There’s a modest lodge on a beach where we stayed before flying to Britain and on Saturday we ventured upon one of the strangest walks of my life. About half a mile offshore stretches an unbroken reef. Across the flat lagoon it creates you can hear the distant roar of ocean breakers on the coral. The lagoon fills and empties with the tides and at low tide is seldom more than knee-deep, the water warm as a bath. In flip-flops for protection from broken coral you can walk out to the reef, where the ant-like figures of fishermen and shellfish gatherers can be seen.
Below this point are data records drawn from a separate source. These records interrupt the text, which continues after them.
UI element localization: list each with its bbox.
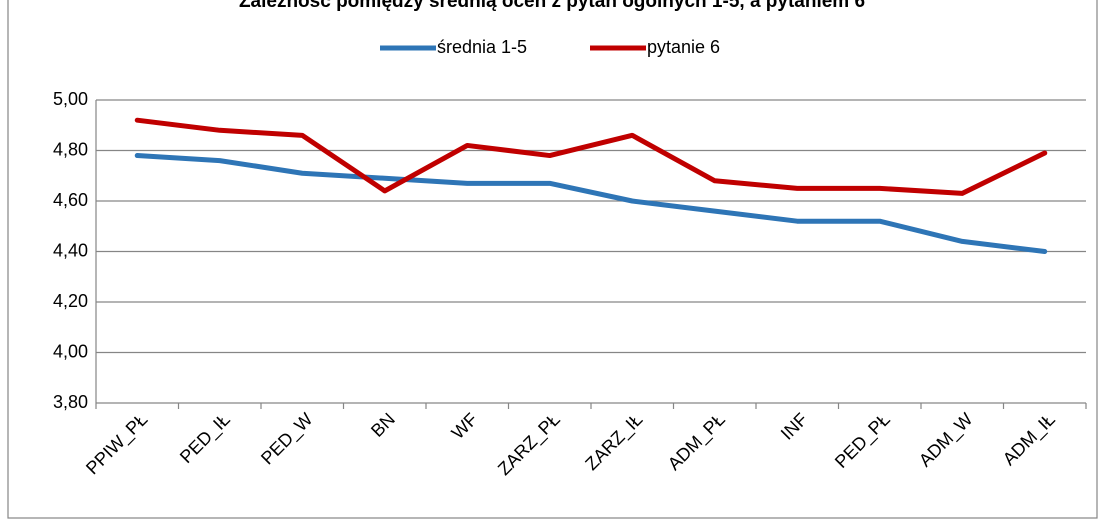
y-tick-label: 4,40 (53, 240, 88, 260)
series-line (134, 153, 1048, 254)
chart-title: Zależność pomiędzy średnią ocen z pytań … (239, 0, 865, 12)
chart-frame (7, 0, 1098, 519)
series-line (134, 117, 1048, 196)
y-tick-label: 5,00 (53, 89, 88, 109)
legend-label: średnia 1-5 (437, 37, 527, 57)
y-tick-label: 4,00 (53, 341, 88, 361)
y-tick-label: 3,80 (53, 392, 88, 412)
y-tick-label: 4,60 (53, 190, 88, 210)
y-tick-label: 4,20 (53, 291, 88, 311)
y-tick-label: 4,80 (53, 139, 88, 159)
legend-label: pytanie 6 (647, 37, 720, 57)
It took ages. Sloshing forward in a hot breeze, we waded towards two horizons: the mid blue of the sky was underscored by the deep blue of the ocean. That deep blue ocean was underscored by a thin black line of reef. Beneath that line, the lagoon was pale turquoise. Three panels, three shades of blue; and all the dividing lines straight. We were walking into abstract art.